Le temps passe vite quand on fait ce qu’on aime. Nous avions fini de travailler sur les chambres d’hôtes, le hall principal, et le plan général approximatif pour aujourd’hui. Cependant, tout cela pouvait changer une fois que nous serions à l’auberge d’Izu.

Nous avions tous pris place dans la véranda improvisée et avions regardé le jardin vide. Nous avions visité Yamamoto-tei récemment. Le spectacle que nous avions vu alors était encore frais dans nos esprits. Il me suffisait de fermer les yeux pour voir le magnifique jardin verdoyant. Je ne pouvais m’empêcher de penser que notre jardin ressemblerait à celui-ci un jour, et que les choses deviendraient encore plus excitantes au fur et à mesure que notre exploitation agricole prendrait forme.

« Oh, je ne peux pas attendre ! » Wridra avait un énorme sourire sur le visage en s’allongeant sur le dos.

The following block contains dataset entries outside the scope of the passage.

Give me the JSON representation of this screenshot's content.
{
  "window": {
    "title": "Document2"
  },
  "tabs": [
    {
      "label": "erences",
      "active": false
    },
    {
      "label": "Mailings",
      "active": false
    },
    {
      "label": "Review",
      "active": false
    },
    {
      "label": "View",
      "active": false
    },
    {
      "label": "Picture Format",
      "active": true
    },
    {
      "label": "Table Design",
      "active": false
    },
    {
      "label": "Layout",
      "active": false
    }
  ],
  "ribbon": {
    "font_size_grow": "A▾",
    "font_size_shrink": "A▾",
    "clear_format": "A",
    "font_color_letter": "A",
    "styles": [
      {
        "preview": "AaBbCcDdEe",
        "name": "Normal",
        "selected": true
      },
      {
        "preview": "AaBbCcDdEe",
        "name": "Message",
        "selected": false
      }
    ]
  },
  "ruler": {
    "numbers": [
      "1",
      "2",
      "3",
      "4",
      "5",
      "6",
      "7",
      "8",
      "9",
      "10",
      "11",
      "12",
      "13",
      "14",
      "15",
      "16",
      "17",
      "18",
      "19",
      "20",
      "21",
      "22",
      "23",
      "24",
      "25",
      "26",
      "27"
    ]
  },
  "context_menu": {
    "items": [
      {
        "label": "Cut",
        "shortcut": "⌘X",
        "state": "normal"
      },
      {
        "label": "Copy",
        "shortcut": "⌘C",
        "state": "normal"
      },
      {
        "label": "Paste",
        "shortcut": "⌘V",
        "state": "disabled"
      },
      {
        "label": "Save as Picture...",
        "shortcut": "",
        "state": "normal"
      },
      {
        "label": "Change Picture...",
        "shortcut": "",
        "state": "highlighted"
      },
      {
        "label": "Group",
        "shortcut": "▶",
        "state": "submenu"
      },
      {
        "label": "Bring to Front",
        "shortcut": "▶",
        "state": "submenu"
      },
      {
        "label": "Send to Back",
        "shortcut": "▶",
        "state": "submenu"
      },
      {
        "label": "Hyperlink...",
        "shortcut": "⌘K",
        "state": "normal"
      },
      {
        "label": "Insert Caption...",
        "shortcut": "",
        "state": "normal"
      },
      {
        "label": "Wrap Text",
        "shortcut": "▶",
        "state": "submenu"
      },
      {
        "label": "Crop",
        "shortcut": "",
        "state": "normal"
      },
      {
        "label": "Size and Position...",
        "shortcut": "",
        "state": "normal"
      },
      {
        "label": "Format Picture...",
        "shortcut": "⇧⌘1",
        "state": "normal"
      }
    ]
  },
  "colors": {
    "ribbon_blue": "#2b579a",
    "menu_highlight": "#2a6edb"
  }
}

Le reste d’entre nous avait également souri en s’allongeant sur le dos, puis on avait remarqué que le soleil commençait à se coucher. Peut-être qu’un jour, nous préparerions notre literie par une soirée comme celle-ci et cuisinerions un repas dans la cuisine. Marie s’étira, ses yeux se rétrécissant joyeusement comme si elle imaginait la même chose.

« Cela vous fait vraiment voir que le monde n’est pas qu’une question d’argent. J’apprécie tellement les moments comme celui-ci. » Je comprenais son sentiment, mais je ne pouvais pas imaginer combien d’argent il aurait fallu dépenser pour avoir un tel endroit au Japon. Et pourtant, il était vrai que je me sentais satisfait. Nous avions ri ensemble, puis nous nous étions dirigés vers la tente que nous avions plantée plus tôt. J’avais du travail demain, et une fois que j’aurais fini, le raid au troisième étage commencerait.

Les choses étaient de plus en plus occupées avec l’Obon qui approchait. Avec mes rêves, même le Japon se transformait en un lieu de loisirs, alors je me sentais un peu mal de m’amuser autant tout le temps.

Quant à savoir si c’était confortable ou non de dormir dans la tente, j’avais complètement oublié que je pouvais dormir n’importe où, n’importe quand.